Yale researchers have identified a way to “supercharge” tumor-attacking T cells, a finding that may not only improve the effectiveness of a promising type of cell-based cancer immunotherapy but also expand the number of cancers it can treat.
Their findings are published March 10 in the journal Cell Metabolism.
The discovery can advance CAR-T cell therapy, which harnesses the immune response of T cells to cancers by introducing tumor-detecting molecules into the cells. In the last decade, the U.S. Food and Drug Administration has approved six CAR-T cell therapies to treat B cell lymphomas and multiple myeloma. But despite early successes, the effectiveness of the treatment tends to diminish over time, which has launched a search for ways to boost function of T cells.

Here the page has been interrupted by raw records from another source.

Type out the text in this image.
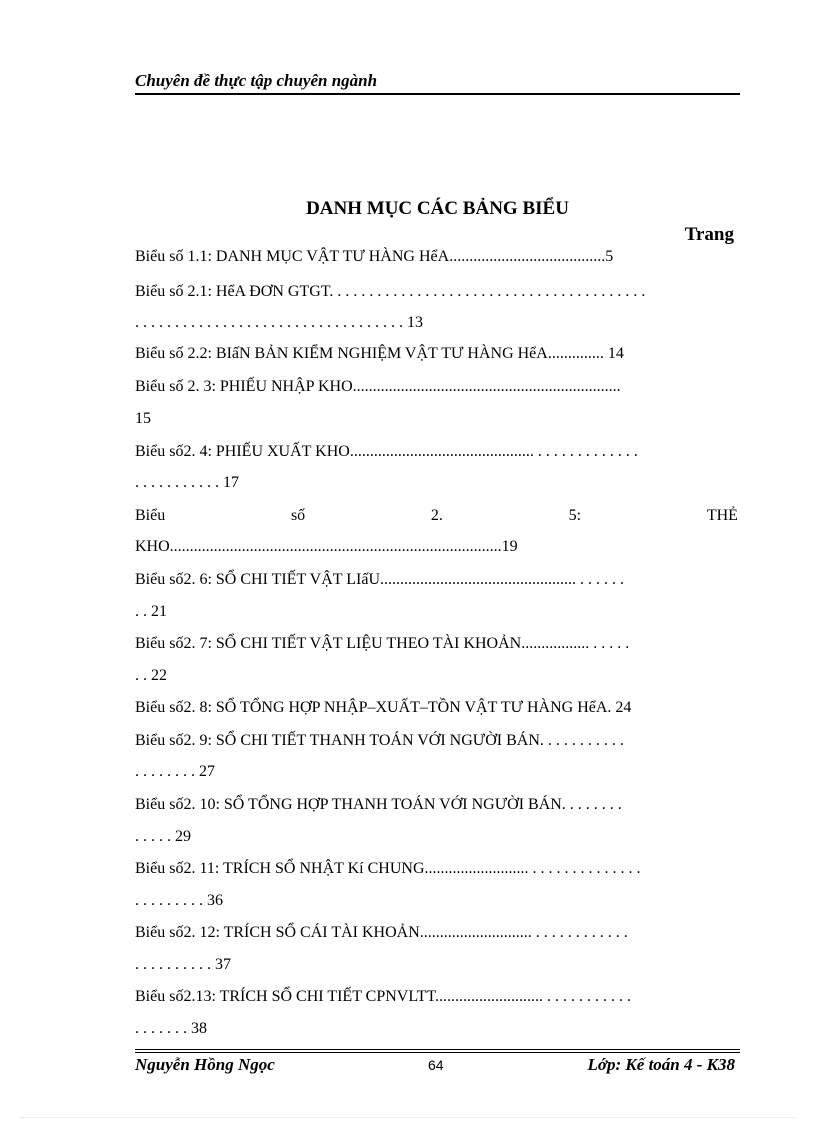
Chuyên đề thực tập chuyên ngành
DANH MỤC CÁC BẢNG BIỂU
Trang
Biểu số 1.1: DANH MỤC VẬT TƯ HÀNG HểA.......................................5
Biểu số 2.1: HểA ĐƠN GTGT. . . . . . . . . . . . . . . . . . . . . . . . . . . . . . . . . . . . . . . .
. . . . . . . . . . . . . . . . . . . . . . . . . . . . . . . . . . 13
Biểu số 2.2: BIấN BẢN KIỂM NGHIỆM VẬT TƯ HÀNG HểA.............. 14
Biểu số 2. 3: PHIẾU NHẬP KHO...................................................................
15
Biểu số2. 4: PHIẾU XUẤT KHO.............................................. . . . . . . . . . . . . .
. . . . . . . . . . . 17
Biểu	số	2.	5:	THẺ
KHO...................................................................................19
Biểu số2. 6: SỔ CHI TIẾT VẬT LIấU................................................. . . . . . .
. . 21
Biểu số2. 7: SỔ CHI TIẾT VẬT LIỆU THEO TÀI KHOẢN................. . . . . .
. . 22
Biểu số2. 8: SỔ TỔNG HỢP NHẬP–XUẤT–TỒN VẬT TƯ HÀNG HểA. 24
Biểu số2. 9: SỔ CHI TIẾT THANH TOÁN VỚI NGƯỜI BÁN. . . . . . . . . . .
. . . . . . . . 27
Biểu số2. 10: SỔ TỔNG HỢP THANH TOÁN VỚI NGƯỜI BÁN. . . . . . . .
. . . . . 29
Biểu số2. 11: TRÍCH SỔ NHẬT Kí CHUNG.......................... . . . . . . . . . . . . . .
. . . . . . . . . 36
Biểu số2. 12: TRÍCH SỔ CÁI TÀI KHOẢN............................ . . . . . . . . . . . .
. . . . . . . . . . 37
Biểu số2.13: TRÍCH SỔ CHI TIẾT CPNVLTT........................... . . . . . . . . . . .
. . . . . . . 38
Nguyễn Hồng Ngọc	64	Lớp: Kế toán 4 - K38
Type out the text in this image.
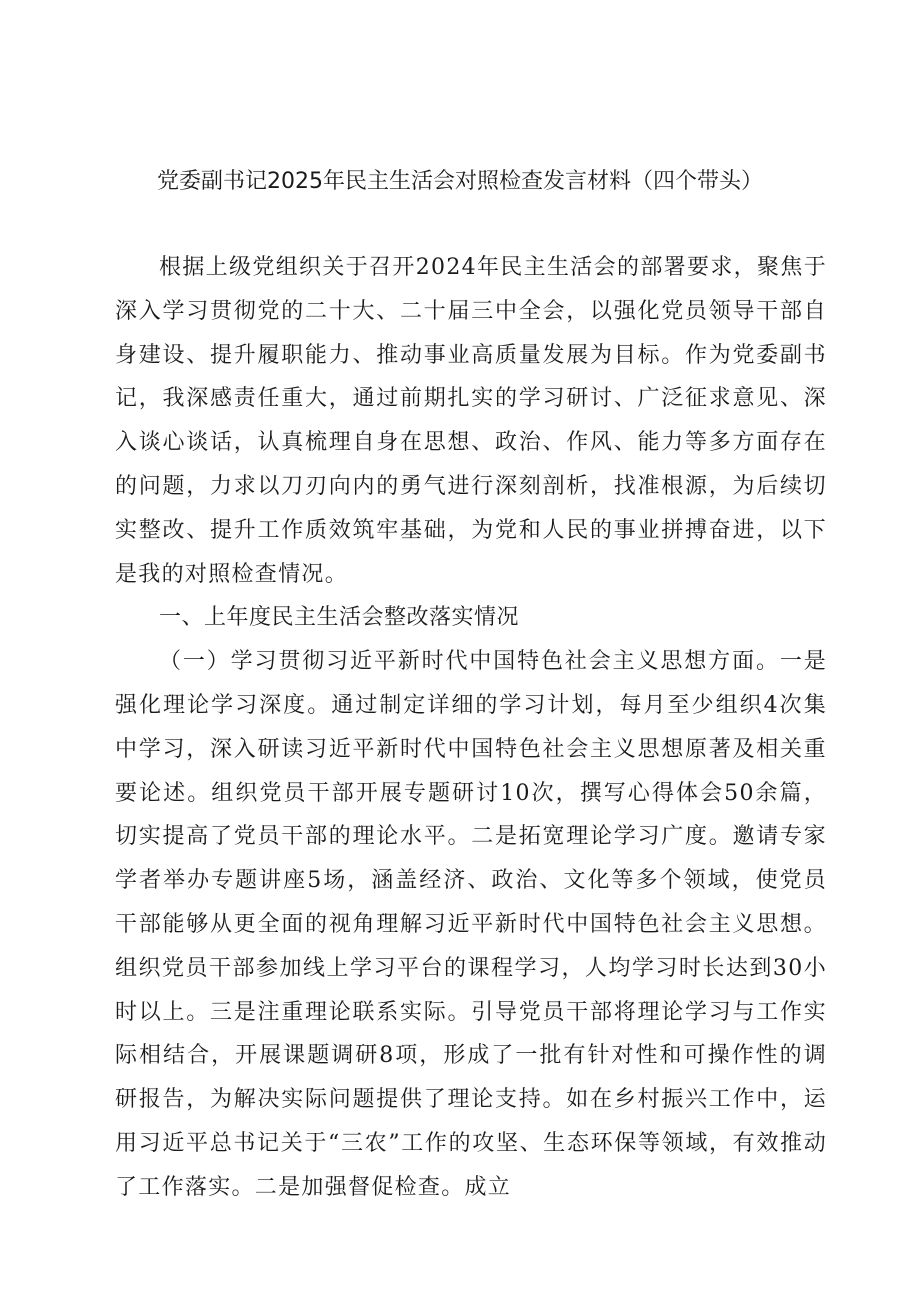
党委副书记2025年民主生活会对照检查发言材料（四个带头）

根据上级党组织关于召开2024年民主生活会的部署要求，聚焦于深入学习贯彻党的二十大、二十届三中全会，以强化党员领导干部自身建设、提升履职能力、推动事业高质量发展为目标。作为党委副书记，我深感责任重大，通过前期扎实的学习研讨、广泛征求意见、深入谈心谈话，认真梳理自身在思想、政治、作风、能力等多方面存在的问题，力求以刀刃向内的勇气进行深刻剖析，找准根源，为后续切实整改、提升工作质效筑牢基础，为党和人民的事业拼搏奋进，以下是我的对照检查情况。

一、上年度民主生活会整改落实情况

（一）学习贯彻习近平新时代中国特色社会主义思想方面。一是强化理论学习深度。通过制定详细的学习计划，每月至少组织4次集中学习，深入研读习近平新时代中国特色社会主义思想原著及相关重要论述。组织党员干部开展专题研讨10次，撰写心得体会50余篇，切实提高了党员干部的理论水平。二是拓宽理论学习广度。邀请专家学者举办专题讲座5场，涵盖经济、政治、文化等多个领域，使党员干部能够从更全面的视角理解习近平新时代中国特色社会主义思想。组织党员干部参加线上学习平台的课程学习，人均学习时长达到30小时以上。三是注重理论联系实际。引导党员干部将理论学习与工作实际相结合，开展课题调研8项，形成了一批有针对性和可操作性的调研报告，为解决实际问题提供了理论支持。如在乡村振兴工作中，运用习近平总书记关于“三农”工作的攻坚、生态环保等领域，有效推动了工作落实。二是加强督促检查。成立
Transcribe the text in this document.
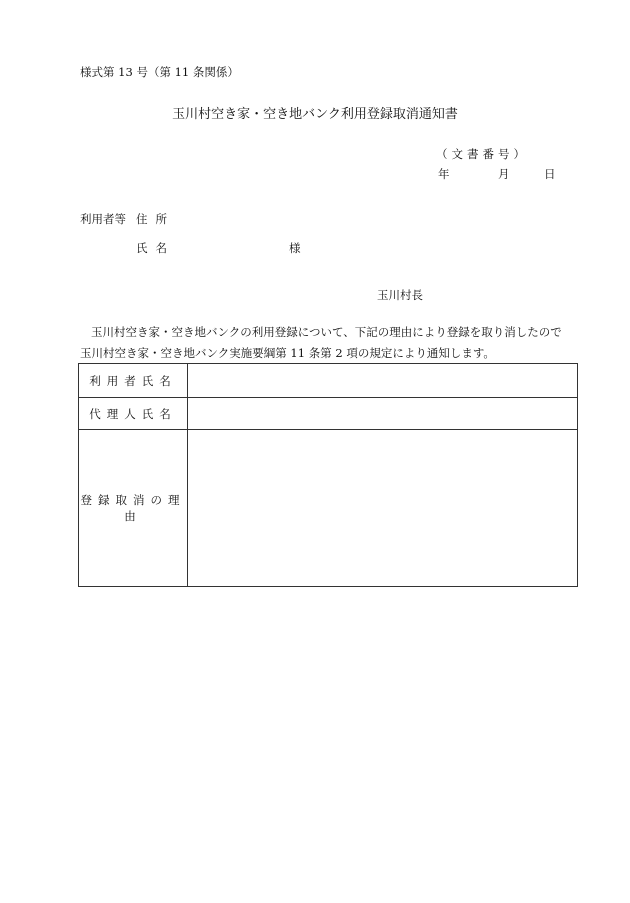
様式第 13 号（第 11 条関係）
玉川村空き家・空き地バンク利用登録取消通知書
（文書番号）
年	月	日
利用者等 住所
氏名	様
玉川村長

玉川村空き家・空き地バンクの利用登録について、下記の理由により登録を取り消したので

玉川村空き家・空き地バンク実施要綱第 11 条第 2 項の規定により通知します。

利用者氏名	
代理人氏名	
登録取消の理由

Also, there are currently no approved CAR-T cell therapies to treat solid tumors.
For the new study, researchers in the lab of Sidi Chen, associate professor of genetics at Yale and senior author of the paper, devised an ingenious way to efficiently scan the genome of CD8 T cells for specific genes that might enhance the cells’ ability to attack cancer cells.
“We developed a new kind of genome-wide gain of function screen to find a molecular enzyme that acts like a foot on a gas pedal to increase metabolic activity in T cells,” Chen said.
They found high levels of activity in several genes, including PRODH2, a gene involved in cell metabolism, stimulate increased CAR-T cell activity in mouse models used to study three different types of cancers, including solid-tumor breast cancer. The findings show it is possible to produce hyper-metabolic CAR-T cells that outperform existing cell therapies, researchers say.
Using these systems and findings, future studies can test the newly identified types of metabolically enhanced CAR-Ts in clinical settings, to identify other T cell super-chargers, and to extend cell-based immunotherapy to different cancer types, especially solid tumors, Chen said.
Chen is affiliated with the Yale Cancer Center, the Yale Stem Cell Center, the Yale Center for Biomedical Data Science, and the Systems Biology Institute and Center for Cancer Systems Biology at Yale’s West Campus.
Yale’s Lupeng Ye, Jonathan Park, Lei Peng, and Quanjun Yang are co-first authors of the paper.
The research was primarily funded by the National Institutes of Health and the U.S. Department of Defense.